Realitanya, jika benturan identitas primordial ini terus-menerus dibiarkan, maka demokrasi kita tak ubahnya hukum rimba.
6. POLITIK IDENTITAS LEBIH BERBAHAYA DARI POLITIK UANG
Politik identitas sangat berbahaya dibandingkan dengan politik uang. Ia mengingatkan bahaya laten politik identitas berpotensi muncul kembali di Pilpres, Pileg, Pilkada serentak 2024. Tidak ada jaminan tidak akan terjadi. Praktik politik identitas memang tidak semasif intensitas dari penggunaan politik uang dan juga politik dinasti, grafiknya juga tidak naik terus-menerus atau lebih fluktuatif. Daerah juga tidak banyak yang menggunakan politik identitas tersebut. Dalam pelaksanaan demokrasi di Indonesia menerima dampak buruk yang jauh lebih besar dari penggunaan praktik politik identitas. Ancaman politik identitas ini jauh lebih berbahaya dari politik uang, karena tiga sebab, pertama politik identitas tidak bersifat temporal seperti politik uang, politik uang dia hanya berlaku pada waktu tertentu saja.
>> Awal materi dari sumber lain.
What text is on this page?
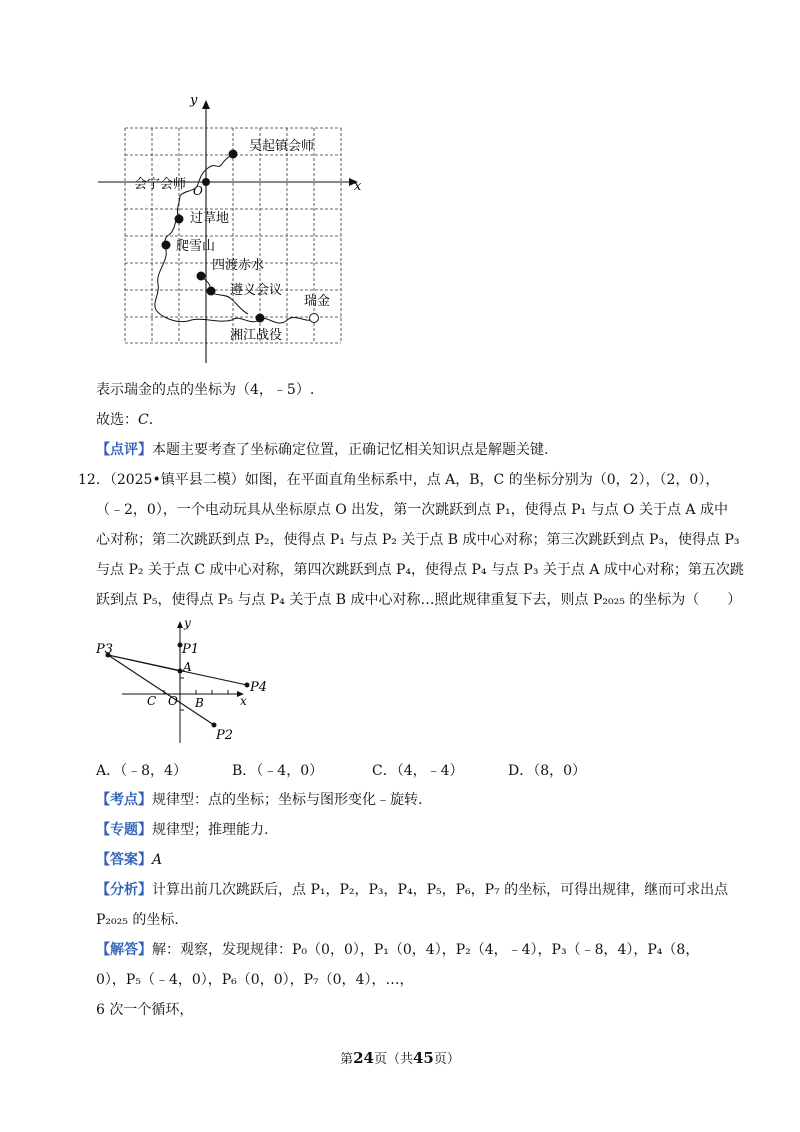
x
y
O
吴起镇会师
会宁会师
过草地
爬雪山
四渡赤水
遵义会议
瑞金
湘江战役
表示瑞金的点的坐标为（4，﹣5）.
故选：C.
【点评】本题主要考查了坐标确定位置，正确记忆相关知识点是解题关键.
12．（2025•镇平县二模）如图，在平面直角坐标系中，点 A，B，C 的坐标分别为（0，2），（2，0），
（﹣2，0），一个电动玩具从坐标原点 O 出发，第一次跳跃到点 P₁，使得点 P₁ 与点 O 关于点 A 成中
心对称；第二次跳跃到点 P₂，使得点 P₁ 与点 P₂ 关于点 B 成中心对称；第三次跳跃到点 P₃，使得点 P₃
与点 P₂ 关于点 C 成中心对称，第四次跳跃到点 P₄，使得点 P₄ 与点 P₃ 关于点 A 成中心对称；第五次跳
跃到点 P₅，使得点 P₅ 与点 P₄ 关于点 B 成中心对称…照此规律重复下去，则点 P₂₀₂₅ 的坐标为（　　）
P3	P1
A
P4
C O B	x
y
P2
A．（﹣8，4）	B．（﹣4，0）	C．（4，﹣4）	D．（8，0）
【考点】规律型：点的坐标；坐标与图形变化﹣旋转.
【专题】规律型；推理能力.
【答案】A
【分析】计算出前几次跳跃后，点 P₁，P₂，P₃，P₄，P₅，P₆，P₇ 的坐标，可得出规律，继而可求出点
P₂₀₂₅ 的坐标.
【解答】解：观察，发现规律：P₀（0，0），P₁（0，4），P₂（4，﹣4），P₃（﹣8，4），P₄（8，
0），P₅（﹣4，0），P₆（0，0），P₇（0，4），…，
6 次一个循环，
第24页（共45页）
Maksudnya bahwa tidak ada praktik politik uang yang terjadi setelah kepala daerah terpilih ditetapkan atau praktik ini akan berakhir dalam waktu tertentu, namun politik identitas tetap terjadi meski kepala daerah sudah memangku jabatan.
Kemudian politik uang hanya bersifat lokal terjadi di daerah pemilihan saja, sementara politik identitas meskipun satu daerah yang menyelenggarakan pilkada namun pengaruhnya bisa menyebar ke seluruh wilayah Indonesia. Dan sebaliknya jadi kasusnya temporal, lokalistik, tapi efeknya justru menyebar, dan panjang, dia terjadi di satu tempat tapi meluas efeknya sampai ke seluruh Indonesia. Praktik politik identitas juga memicu keterbelahan di tengah masyarakat, dan hal itu tidak terjadi di politik uang.